Directors Cihan Saral and Jack Gow set about “creating a show free of some of the more formulaic approaches to Revues”. as the show commences with God’s (Jack Gow) nasal twang reciting a slightly altered version of the Christian Creation myth, the audience wonders what the creators of On the Eighth Day, God Created the Arts Revue (and flightless birds) have in store for them.
From the outset it is clear that long favoured revue tropes have given way for a set of characters that are often dark and always awkward. If you had not ventured out for a night of black comedy and elongated silences, then you might have been disappointed.
The opening half of the show struggles to build momentum.

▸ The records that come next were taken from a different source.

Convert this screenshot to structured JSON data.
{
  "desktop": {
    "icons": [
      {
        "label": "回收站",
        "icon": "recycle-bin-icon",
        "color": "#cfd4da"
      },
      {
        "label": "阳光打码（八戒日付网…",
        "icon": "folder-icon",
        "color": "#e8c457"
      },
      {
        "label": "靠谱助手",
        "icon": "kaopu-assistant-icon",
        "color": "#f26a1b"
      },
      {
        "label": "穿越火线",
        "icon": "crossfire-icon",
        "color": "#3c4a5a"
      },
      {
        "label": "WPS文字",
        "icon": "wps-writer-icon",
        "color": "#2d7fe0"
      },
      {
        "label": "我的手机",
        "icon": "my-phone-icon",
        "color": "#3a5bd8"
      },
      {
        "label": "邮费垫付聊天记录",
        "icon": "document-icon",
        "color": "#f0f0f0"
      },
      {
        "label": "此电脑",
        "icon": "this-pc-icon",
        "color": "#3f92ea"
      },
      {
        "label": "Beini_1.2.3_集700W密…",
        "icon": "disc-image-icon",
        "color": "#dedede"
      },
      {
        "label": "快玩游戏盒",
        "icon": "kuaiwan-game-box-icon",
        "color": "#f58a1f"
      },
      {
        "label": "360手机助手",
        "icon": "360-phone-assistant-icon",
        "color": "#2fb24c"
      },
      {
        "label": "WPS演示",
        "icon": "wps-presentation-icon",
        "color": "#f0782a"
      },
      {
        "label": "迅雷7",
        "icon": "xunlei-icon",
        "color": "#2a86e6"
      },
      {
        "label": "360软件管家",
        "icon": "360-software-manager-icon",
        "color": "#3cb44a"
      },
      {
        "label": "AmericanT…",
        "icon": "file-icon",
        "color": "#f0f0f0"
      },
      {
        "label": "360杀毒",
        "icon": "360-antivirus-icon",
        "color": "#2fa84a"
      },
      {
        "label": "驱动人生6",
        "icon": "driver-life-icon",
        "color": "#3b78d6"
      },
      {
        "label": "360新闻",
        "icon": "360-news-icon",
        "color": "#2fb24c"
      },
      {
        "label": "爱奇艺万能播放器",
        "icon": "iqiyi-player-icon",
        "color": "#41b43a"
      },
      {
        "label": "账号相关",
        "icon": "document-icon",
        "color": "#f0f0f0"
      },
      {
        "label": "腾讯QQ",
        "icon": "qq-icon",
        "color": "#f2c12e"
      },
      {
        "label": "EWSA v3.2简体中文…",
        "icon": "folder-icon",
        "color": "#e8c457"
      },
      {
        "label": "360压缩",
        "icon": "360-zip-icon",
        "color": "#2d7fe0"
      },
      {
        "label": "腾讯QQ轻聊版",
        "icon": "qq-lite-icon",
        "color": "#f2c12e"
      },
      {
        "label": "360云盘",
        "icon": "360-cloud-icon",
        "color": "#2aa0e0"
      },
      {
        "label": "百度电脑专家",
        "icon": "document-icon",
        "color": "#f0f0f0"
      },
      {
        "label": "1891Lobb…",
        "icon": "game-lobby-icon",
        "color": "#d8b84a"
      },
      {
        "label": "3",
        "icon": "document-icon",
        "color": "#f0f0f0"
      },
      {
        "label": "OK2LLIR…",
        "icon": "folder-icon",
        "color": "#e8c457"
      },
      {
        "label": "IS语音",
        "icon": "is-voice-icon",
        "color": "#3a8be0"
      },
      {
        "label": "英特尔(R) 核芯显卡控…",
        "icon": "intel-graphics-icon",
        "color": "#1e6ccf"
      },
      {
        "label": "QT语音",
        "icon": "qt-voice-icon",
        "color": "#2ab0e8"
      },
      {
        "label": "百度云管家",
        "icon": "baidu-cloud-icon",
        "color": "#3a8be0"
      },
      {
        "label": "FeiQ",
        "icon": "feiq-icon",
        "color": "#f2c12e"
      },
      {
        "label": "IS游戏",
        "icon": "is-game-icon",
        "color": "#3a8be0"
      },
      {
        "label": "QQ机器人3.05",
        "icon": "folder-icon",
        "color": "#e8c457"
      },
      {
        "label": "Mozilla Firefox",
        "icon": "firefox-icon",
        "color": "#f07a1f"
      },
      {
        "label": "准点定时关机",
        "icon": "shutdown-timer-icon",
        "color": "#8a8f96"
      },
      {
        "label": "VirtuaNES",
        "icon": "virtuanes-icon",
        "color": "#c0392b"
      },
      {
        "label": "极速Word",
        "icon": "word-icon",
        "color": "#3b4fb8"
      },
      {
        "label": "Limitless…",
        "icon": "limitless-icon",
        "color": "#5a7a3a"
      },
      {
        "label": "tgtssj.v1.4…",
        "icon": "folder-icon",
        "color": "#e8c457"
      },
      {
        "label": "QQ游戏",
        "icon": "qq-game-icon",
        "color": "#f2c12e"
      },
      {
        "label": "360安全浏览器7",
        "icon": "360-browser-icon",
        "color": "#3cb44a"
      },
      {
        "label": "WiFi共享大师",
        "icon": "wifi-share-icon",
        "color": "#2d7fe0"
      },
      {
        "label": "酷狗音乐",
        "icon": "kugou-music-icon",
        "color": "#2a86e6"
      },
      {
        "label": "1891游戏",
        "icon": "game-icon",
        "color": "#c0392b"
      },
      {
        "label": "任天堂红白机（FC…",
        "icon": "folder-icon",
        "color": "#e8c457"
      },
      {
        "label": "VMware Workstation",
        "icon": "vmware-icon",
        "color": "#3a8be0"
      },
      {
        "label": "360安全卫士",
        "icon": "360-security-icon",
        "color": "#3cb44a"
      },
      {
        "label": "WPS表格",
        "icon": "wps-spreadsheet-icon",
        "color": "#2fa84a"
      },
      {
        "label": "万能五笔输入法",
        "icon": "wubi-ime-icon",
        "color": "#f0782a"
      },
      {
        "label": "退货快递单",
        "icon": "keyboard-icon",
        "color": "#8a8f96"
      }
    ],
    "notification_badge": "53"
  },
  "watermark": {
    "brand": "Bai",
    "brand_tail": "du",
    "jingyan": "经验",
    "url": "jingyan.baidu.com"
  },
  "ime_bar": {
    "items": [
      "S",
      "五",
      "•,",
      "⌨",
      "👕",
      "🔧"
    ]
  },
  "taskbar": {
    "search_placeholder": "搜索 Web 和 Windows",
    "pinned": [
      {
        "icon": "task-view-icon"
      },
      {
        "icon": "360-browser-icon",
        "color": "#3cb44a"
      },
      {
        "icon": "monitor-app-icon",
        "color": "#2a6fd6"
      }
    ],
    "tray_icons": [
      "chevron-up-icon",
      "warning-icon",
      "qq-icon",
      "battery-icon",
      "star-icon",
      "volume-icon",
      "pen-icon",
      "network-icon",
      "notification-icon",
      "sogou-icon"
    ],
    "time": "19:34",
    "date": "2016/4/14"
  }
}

The ‘Man with the Second Longest Fingernails in the World’ is hilarious as Sam Brewer tries to make breakfast, and Jack Ballhausen is excellent as a singing Hannibal Lecter. However long transitions between scenes, and a couple of overlong sketches, leave the performance feeling occasionally laboured.
The sketches following the interval are in possession of renewed energy and excellent comic timing. The ‘Spanish Scene’ which features Pan from Pan’s Labyrinth as part of a Mariachi Band is an audience favourite. So too is an infantile Bond Villain astride a tricycle who leaves the audience in stitches as she repeatedly circles the stage on her trike. The silence is punctuated only by the squeaking of her bike and the gales of laughter coming from the audience.
Whilst the show had its flaws, if you came to Arts Revue wanting an absurd, awkward and at times alienating series of sketches, you were not disappointed. The massive York Theatre was, more often than not, filled by the sound of a laughing and cheering audience.